|Sticking to it: a guide to glues|
Recently I was looking for an adhesive to use in a project and was amazed by the all the different types of glues and sticky stuff that can be used for do it yourself projects.
Quite frankly, it can even be confusing for someone like me, and I make my living using things that hold and bond things together. So here are a few of the glues and adhesives that Shari and I use. Hopefully, it will help with purchasing the right glue for the project that you're working on.
Let's start with probably the most recognized and widely used glue - good ol' white glue or, for you technical folks, polyvinyl acetate. If you looked in your family craft drawer right now, you would probably have a bottle of this stuff. It's very inexpensive and can be used for lightweight gluing on most porous materials, like kid craft projects. It's non-toxic and can be stored for a very long time. But it has poor water resistance, isn't very strong and is hard to sand. For paper and light wood projects, it's just the right stuff, so keep plenty of it handy.

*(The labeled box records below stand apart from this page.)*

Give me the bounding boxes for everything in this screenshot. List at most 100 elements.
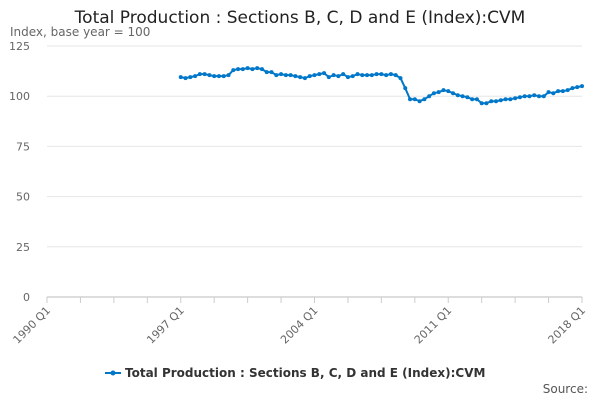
data-point [336, 74, 341, 79]
data-point [178, 75, 183, 80]
data-point [436, 90, 441, 95]
data-point [345, 75, 350, 80]
data-point [398, 76, 403, 81]
data-point [489, 99, 494, 104]
data-point [570, 86, 575, 91]
x-tick-label: 1997 Q1 [144, 304, 187, 347]
data-point [446, 89, 451, 94]
y-tick-label: 0 [23, 291, 30, 304]
data-point [427, 94, 432, 99]
data-point [259, 67, 264, 72]
legend-label: Total Production : Sections B, C, D and … [125, 366, 485, 380]
data-point [565, 88, 570, 93]
data-point [355, 72, 360, 77]
data-point [474, 97, 479, 102]
data-point [455, 93, 460, 98]
data-point [322, 71, 327, 76]
data-point [408, 97, 413, 102]
data-point [264, 70, 269, 75]
data-point [527, 94, 532, 99]
data-point [365, 73, 370, 78]
data-point [288, 73, 293, 78]
data-point [560, 89, 565, 94]
data-point [537, 94, 542, 99]
data-point [417, 99, 422, 104]
data-point [221, 74, 226, 79]
data-point [293, 74, 298, 79]
data-point [465, 95, 470, 100]
data-point [412, 97, 417, 102]
data-point [379, 72, 384, 77]
data-point [350, 74, 355, 79]
data-point [522, 94, 527, 99]
data-point [441, 88, 446, 93]
chart-title: Total Production : Sections B, C, D and … [74, 8, 526, 28]
data-point [575, 85, 580, 90]
data-point [403, 86, 408, 91]
y-tick-label: 125 [9, 40, 30, 53]
x-tick-label: 2018 Q1 [546, 304, 589, 347]
data-point [369, 73, 374, 78]
x-tick-label: 2011 Q1 [412, 304, 455, 347]
data-point [498, 98, 503, 103]
data-point [207, 73, 212, 78]
data-point [317, 72, 322, 77]
y-tick-label: 75 [16, 140, 30, 153]
data-point [384, 73, 389, 78]
data-point [541, 94, 546, 99]
y-tick-label: 25 [16, 241, 30, 254]
data-point [517, 95, 522, 100]
data-point [580, 84, 584, 89]
data-point [274, 73, 279, 78]
data-point [470, 97, 475, 102]
data-point [307, 74, 312, 79]
y-tick-label: 100 [9, 90, 30, 103]
data-point [226, 73, 231, 78]
data-point [255, 66, 260, 71]
data-point [283, 73, 288, 78]
data-point [431, 91, 436, 96]
data-point [216, 74, 221, 79]
data-point [494, 99, 499, 104]
data-point [298, 75, 303, 80]
data-point [360, 73, 365, 78]
data-point [269, 70, 274, 75]
data-point [374, 72, 379, 77]
x-tick-label: 1990 Q1 [11, 304, 54, 347]
x-tick-label: 2004 Q1 [278, 304, 321, 347]
data-point [245, 66, 250, 71]
data-point [551, 91, 556, 96]
data-point [193, 74, 198, 79]
source-label: Source: [542, 382, 588, 396]
data-point [331, 73, 336, 78]
data-point [393, 73, 398, 78]
data-point [183, 76, 188, 81]
data-point [479, 101, 484, 106]
data-point [326, 75, 331, 80]
data-point [556, 89, 561, 94]
data-point [532, 93, 537, 98]
data-point [236, 67, 241, 72]
data-point [188, 75, 193, 80]
data-point [484, 101, 489, 106]
data-point [508, 97, 513, 102]
data-point [341, 72, 346, 77]
data-point [240, 67, 245, 72]
data-point [212, 74, 217, 79]
data-point [460, 94, 465, 99]
data-point [202, 72, 207, 77]
data-point [422, 97, 427, 102]
data-point [546, 90, 551, 95]
data-point [231, 68, 236, 73]
data-point [451, 91, 456, 96]
legend-marker [110, 370, 116, 376]
data-point [388, 72, 393, 77]
data-point [250, 67, 255, 72]
data-point [312, 73, 317, 78]
y-tick-label: 50 [16, 191, 30, 204]
data-point [197, 72, 202, 77]
data-point [513, 96, 518, 101]
data-point [302, 76, 307, 81]
data-point [503, 97, 508, 102]
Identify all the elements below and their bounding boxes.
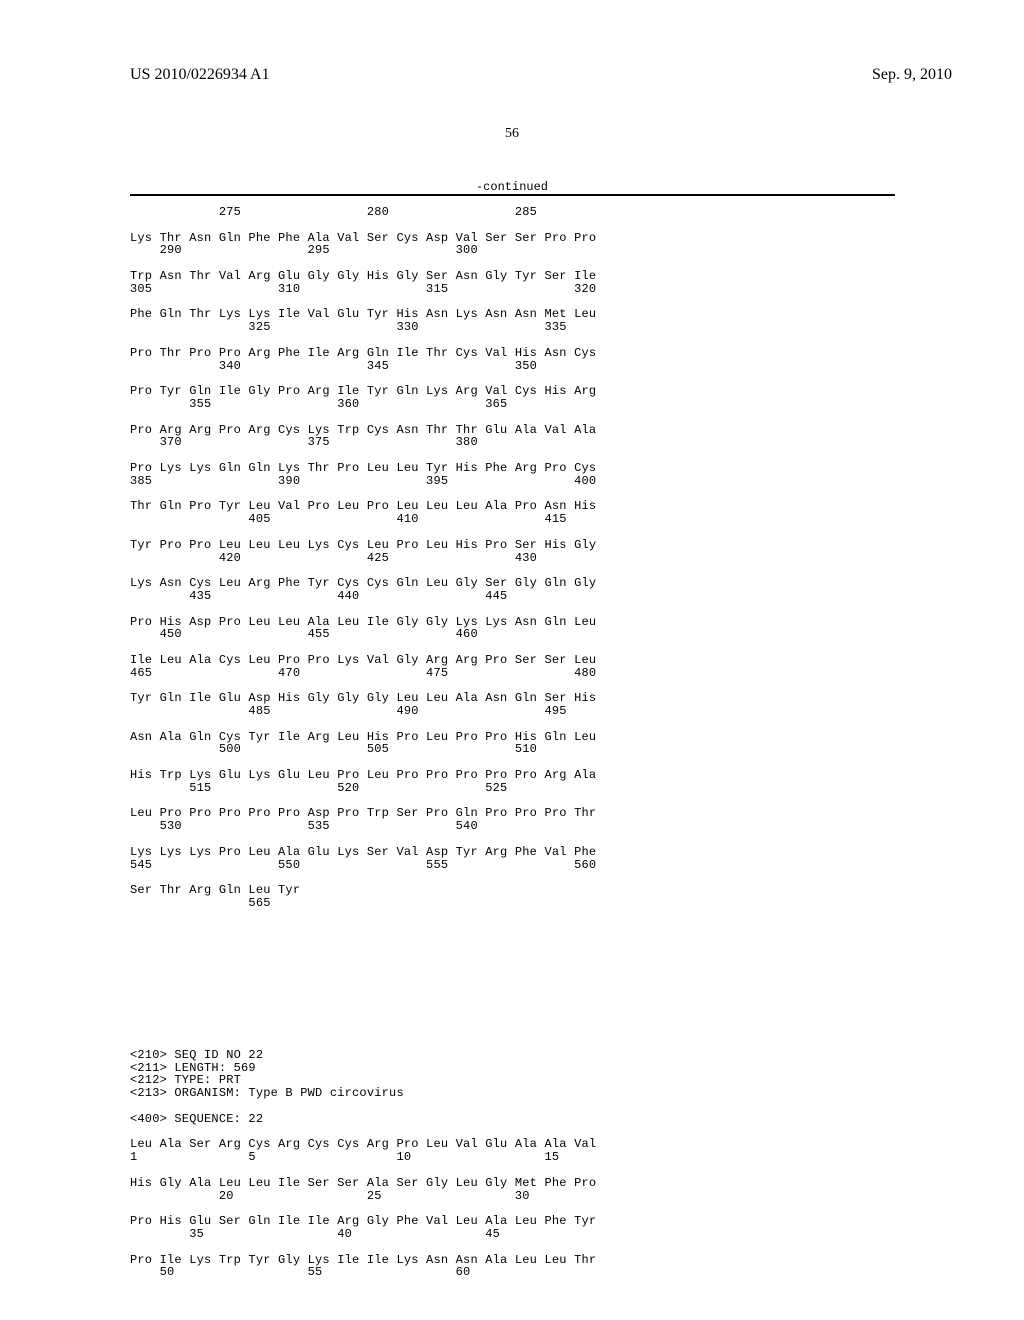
horizontal-rule	[130, 194, 895, 196]
publication-date: Sep. 9, 2010	[872, 66, 952, 84]
sequence-listing-2: <210> SEQ ID NO 22 <211> LENGTH: 569 <21…	[130, 1036, 596, 1279]
sequence-listing-1: 275 280 285 Lys Thr Asn Gln Phe Phe Ala …	[130, 206, 596, 910]
page-number: 56	[0, 126, 1024, 142]
page: US 2010/0226934 A1 Sep. 9, 2010 56 -cont…	[0, 0, 1024, 1320]
continued-label: -continued	[0, 180, 1024, 194]
publication-number: US 2010/0226934 A1	[130, 66, 270, 84]
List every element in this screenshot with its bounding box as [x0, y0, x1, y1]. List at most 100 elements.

Which brings me to probably my favorite glue, yellow glue, which is commonly referred to as wood glue, carpenters glue or for you exact type’s, aliphatic resin. This glue is excellent for indoor projects. It has better moisture resistance and greater strength then white glue. It doesn't run as easily as white glue, so it stays in place better. It can be sanded easily, but it does have "fast grab," which means it sets up quickly. Once it's stuck, it's stuck. If you use it, dry fit everything before you glue and clamp it together.
When using this glue make sure the cap is always placed back on type and if the glue starts to smell sour or is really thick, it has reached its shelf life which is normally about a year.
But if there is a glue that is perfect for beginning woodworkers, yellow glue is it, I use this glue for practically all of my woodworking projects.
If you are planning on working on a project that needs to be water resistant you may want to consider a water-resistant polyurethane glue. These glues are great for exterior projects such as outdoor furniture because they are practically waterproof. These glues are very strong which cure through chemical reactions, instead of evaporation. The only caution here is that these glues can’t be cleaned with water after it cures. These glues come in many different brand names such as Sumo Glue or Ultimate Glue.
Most crafter will recognize another on of my favorites which is hot melt, or thermoplastic adhesive. This is used with a glue gun. It hardens within seconds, is very easy to use, works great for all types of projects from fabric to paper and can be used to make a few simple, quick repairs. One bad thing about it is that the gun tip can get really hot, so this glue can have an ouch factor. It also has a very short working time and isn't very strong. It's definitely not a good choice for woodworking projects, but Shari swears by it for all her window treatment projects that require non-sewing.
Sometime I use cyanocrylate, or super glues. These glues bond almost instantly and are great for models, eyeglass repair and whatnot. This glue clamps with only a small amount of finger pressure and dries quickly. It can be expensive, so it's best for small projects. It's hard to use on porous surface. Also, it's possible to glue your fingers together if you not careful - definitely an ouch factor.
Rubber cement is contact glue with two types of sets: you can apply rubber cement to one surface, and bond it to another surface; or, for a stronger bond, apply rubber cement to both surfaces and bond the two together. I use this type of glue for craft projects.
The last type of adhesive of which I use a lot,in fact, I used it on one of our room by room episodes for a paneling project - is construction adhesive. This stuff is polyurethane mastic. It's perfect for house repairs and any project that needs a lot of strength and water resistance. Great for exterior wood projects, it can be a little expensive. Most of the time it's applied with a caulking gun, but it does come in smaller tubes. It can be messy to apply and isn't good to use in a visible area. But if you want an adhesive that will hold anything, this is it.
Using a small brush will give you a nice even amount of glue and spread the glue over the entire contact surface.